To sum up, the greater the dispersion, the less representative your central tendency is. Here are the most common measures of dispersion:
- Average deviation
- Standard deviation
- Coefficient of variation (or relative standard deviation)
How Each of Them Works
Range is generally best for making your first comparisons because it only looks at the two extremes of your data. This is also why it’s generally only worth doing with small sample sizes (1). The basic definition of range is: the difference between the first and last data.
Then, there’s average deviation. It’s helpful because it can show you where the data would be if it was all the same exact distance from the mean (1). The deviation of a number from the variable is the difference between the absolute value of that variable and the mean. So, the average deviation is basically just the average of all the deviations (3).
Variance is the algebraic function for all the values, and it’s perfect for inferential statistics (1). The variance is basically the square of the deviations.

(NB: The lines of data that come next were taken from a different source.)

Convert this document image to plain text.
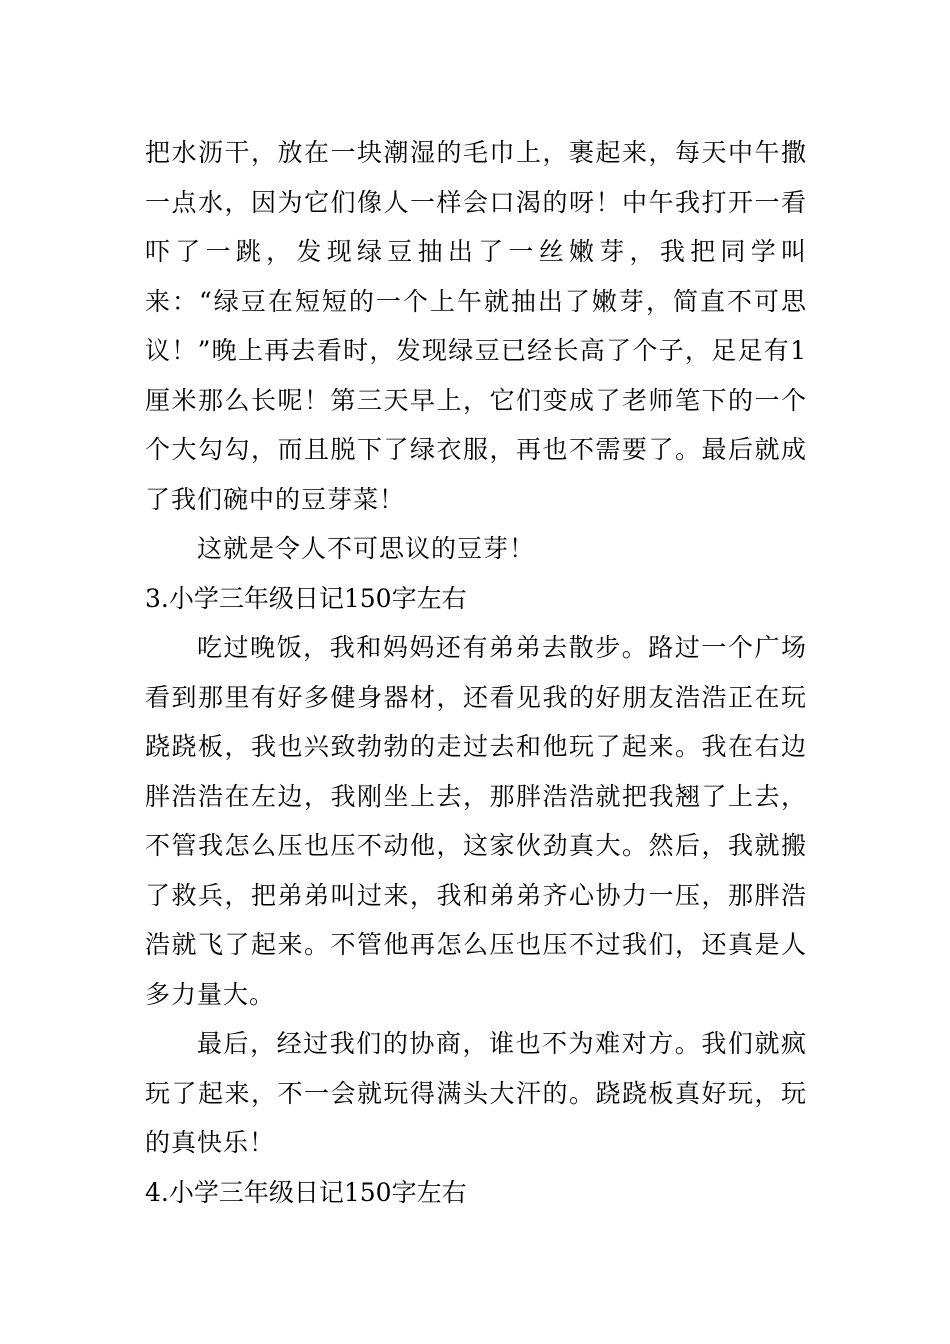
把水沥干，放在一块潮湿的毛巾上，裹起来，每天中午撒一点水，因为它们像人一样会口渴的呀！中午我打开一看吓了一跳，发现绿豆抽出了一丝嫩芽，我把同学叫来：“绿豆在短短的一个上午就抽出了嫩芽，简直不可思议！”晚上再去看时，发现绿豆已经长高了个子，足足有1厘米那么长呢！第三天早上，它们变成了老师笔下的一个个大勾勾，而且脱下了绿衣服，再也不需要了。最后就成了我们碗中的豆芽菜！

这就是令人不可思议的豆芽！

3.小学三年级日记150字左右

吃过晚饭，我和妈妈还有弟弟去散步。路过一个广场看到那里有好多健身器材，还看见我的好朋友浩浩正在玩跷跷板，我也兴致勃勃的走过去和他玩了起来。我在右边胖浩浩在左边，我刚坐上去，那胖浩浩就把我翘了上去，不管我怎么压也压不动他，这家伙劲真大。然后，我就搬了救兵，把弟弟叫过来，我和弟弟齐心协力一压，那胖浩浩就飞了起来。不管他再怎么压也压不过我们，还真是人多力量大。

最后，经过我们的协商，谁也不为难对方。我们就疯玩了起来，不一会就玩得满头大汗的。跷跷板真好玩，玩的真快乐！

4.小学三年级日记150字左右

Standard deviation is the most common measure of dispersion for any samples taken from the same group of people (1). It’s the square root of the variance (3).
Coefficient of Variation
This measure is mainly used to compare the variation between two sets of data put into separate groups. For example, if you were to get information about the height and weight of students at a school. It can help you figure out what specific distribution shows the highest grouping of the data, for a more representative measurement
The coefficient of variation is the most representative of all the measures of dispersion we’ve talked about because it gives you an abstract number. In other words, it’s independent of the variables in your groups. You’ll generally see the coefficient of variation shown as a percentage (3).
These measures of dispersion are ways to see how much variability there is in your sample. They’ll also tell you how representative your central tendency is. If the variability is low, that means your data is relatively close to that tendency and is a good representation of the overall data set.
On the other hand, if you have a high level of variability, that means the data is spread out rather than concentrated. High variability means a central tendency that isn’t very representative. If this is the case, you’ll need to pull from a bigger pool of data. Having more data will reduce the variability, which was the basic cause of your large margin of error.